Park by wire may be considered a form of shift-by-wire. Not to be confused with park-brake by wire which engages a parking brake, park-by-wire engages the parking pawl. A parking pawl in a traditional automatic transmission has a mechanical link to the gear stick and locks the transmission in the park position when the gear-shift handle is set in "park". A park-by-wire system uses electronic commands sent to an actuator that engages the parking pawl.

=== Steer by wire ===

A vehicle equipped with a steer-by-wire system is able to steer some or all of its wheels without a steering column connected to the wheel axles. It is different from electric power steering or power-assist, as those systems still rely on the steering column to mechanically transfer some steering torque to the wheels.

A vehicle with a steer-by-wire system may be manually controlled by a driver through a steering wheel, a yoke, or any other steering apparatus which is connected to one or more electronic control units, which uses the input to control steering actuators that turn the wheels and steer the vehicle.
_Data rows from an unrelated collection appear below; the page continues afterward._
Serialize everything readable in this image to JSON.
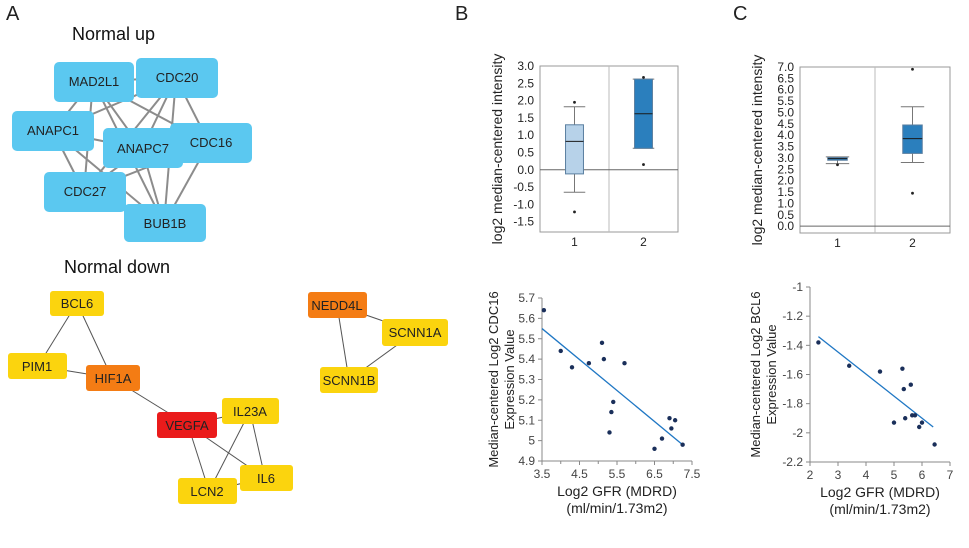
{
  "panels": {
    "a": "A",
    "b": "B",
    "c": "C"
  },
  "networks": {
    "up_title": "Normal up",
    "down_title": "Normal down",
    "up_nodes": [
      "MAD2L1",
      "CDC20",
      "ANAPC1",
      "ANAPC7",
      "CDC16",
      "CDC27",
      "BUB1B"
    ],
    "down_nodes": [
      "BCL6",
      "PIM1",
      "HIF1A",
      "VEGFA",
      "IL23A",
      "LCN2",
      "IL6",
      "NEDD4L",
      "SCNN1A",
      "SCNN1B"
    ],
    "colors": {
      "up": "#5bc8f0",
      "yellow": "#fbd40e",
      "orange": "#f47c14",
      "red": "#ea1b1b",
      "edge": "#888888"
    }
  },
  "chart_data": [
    {
      "type": "box",
      "id": "boxB",
      "ylabel": "log2 median-centered intensity",
      "ylim": [
        -1.8,
        3.0
      ],
      "yticks": [
        "3.0",
        "2.5",
        "2.0",
        "1.5",
        "1.0",
        "0.5",
        "0.0",
        "-0.5",
        "-1.0",
        "-1.5"
      ],
      "categories": [
        "1",
        "2"
      ],
      "boxes": [
        {
          "min": -0.65,
          "q1": -0.12,
          "median": 0.82,
          "q3": 1.3,
          "max": 1.82,
          "outliers": [
            1.95,
            -1.22
          ],
          "color": "#b7d2e9"
        },
        {
          "min": 0.62,
          "q1": 0.62,
          "median": 1.62,
          "q3": 2.62,
          "max": 2.62,
          "outliers": [
            2.67,
            0.15
          ],
          "color": "#2b7fbd"
        }
      ]
    },
    {
      "type": "box",
      "id": "boxC",
      "ylabel": "log2 median-centered intensity",
      "ylim": [
        -0.3,
        7.0
      ],
      "yticks": [
        "7.0",
        "6.5",
        "6.0",
        "5.5",
        "5.0",
        "4.5",
        "4.0",
        "3.5",
        "3.0",
        "2.5",
        "2.0",
        "1.5",
        "1.0",
        "0.5",
        "0.0"
      ],
      "categories": [
        "1",
        "2"
      ],
      "boxes": [
        {
          "min": 2.75,
          "q1": 2.9,
          "median": 2.97,
          "q3": 3.02,
          "max": 3.05,
          "outliers": [
            2.7
          ],
          "color": "#2b7fbd"
        },
        {
          "min": 2.8,
          "q1": 3.2,
          "median": 3.85,
          "q3": 4.45,
          "max": 5.25,
          "outliers": [
            6.9,
            1.45
          ],
          "color": "#2b7fbd"
        }
      ]
    },
    {
      "type": "scatter",
      "id": "scatterB",
      "xlabel": "Log2 GFR (MDRD)",
      "xunit": "(ml/min/1.73m2)",
      "ylabel": "Median-centered Log2 CDC16",
      "ylabel2": "Expression Value",
      "xlim": [
        3.5,
        7.5
      ],
      "ylim": [
        4.9,
        5.7
      ],
      "xticks": [
        "3.5",
        "4.5",
        "5.5",
        "6.5",
        "7.5"
      ],
      "xticks_minor": [
        "4",
        "5",
        "6",
        "7"
      ],
      "yticks": [
        "5.7",
        "5.6",
        "5.5",
        "5.4",
        "5.3",
        "5.2",
        "5.1",
        "5",
        "4.9"
      ],
      "x": [
        3.55,
        4.0,
        4.3,
        4.75,
        5.1,
        5.15,
        5.3,
        5.35,
        5.4,
        5.7,
        6.5,
        6.7,
        6.9,
        6.95,
        7.05,
        7.25
      ],
      "y": [
        5.64,
        5.44,
        5.36,
        5.38,
        5.48,
        5.4,
        5.04,
        5.14,
        5.19,
        5.38,
        4.96,
        5.01,
        5.11,
        5.06,
        5.1,
        4.98
      ],
      "fit": [
        [
          3.5,
          5.55
        ],
        [
          7.25,
          4.98
        ]
      ],
      "color": "#1a2f5a",
      "line_color": "#1f77c4"
    },
    {
      "type": "scatter",
      "id": "scatterC",
      "xlabel": "Log2 GFR (MDRD)",
      "xunit": "(ml/min/1.73m2)",
      "ylabel": "Median-centered Log2 BCL6",
      "ylabel2": "Expression Value",
      "xlim": [
        2,
        7
      ],
      "ylim": [
        -2.2,
        -1.0
      ],
      "xticks": [
        "2",
        "3",
        "4",
        "5",
        "6",
        "7"
      ],
      "yticks": [
        "-1",
        "-1.2",
        "-1.4",
        "-1.6",
        "-1.8",
        "-2",
        "-2.2"
      ],
      "x": [
        2.3,
        3.4,
        4.5,
        5.0,
        5.3,
        5.35,
        5.4,
        5.6,
        5.65,
        5.75,
        5.9,
        6.0,
        6.45
      ],
      "y": [
        -1.38,
        -1.54,
        -1.58,
        -1.93,
        -1.56,
        -1.7,
        -1.9,
        -1.67,
        -1.88,
        -1.88,
        -1.96,
        -1.93,
        -2.08
      ],
      "fit": [
        [
          2.3,
          -1.34
        ],
        [
          6.4,
          -1.96
        ]
      ],
      "color": "#1a2f5a",
      "line_color": "#1f77c4"
    }
  ]
}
The steering wheel or yoke may be equipped with haptic feedback to simulate road feel and wheel resistance, and change depending on the vehicle speed or customizable settings.

=== Throttle by wire ===

Accelerate-by-wire or throttle-by-wire, more commonly known as electronic throttle control, is a system that actuates vehicle propulsion without any mechanical connections, such as cables, from the accelerator pedal to the throttle valve of the engine or other propulsion systems. In electric vehicles, this system controls the electric motors by sensing the accelerator pedal input and sending commands to the power inverter modules.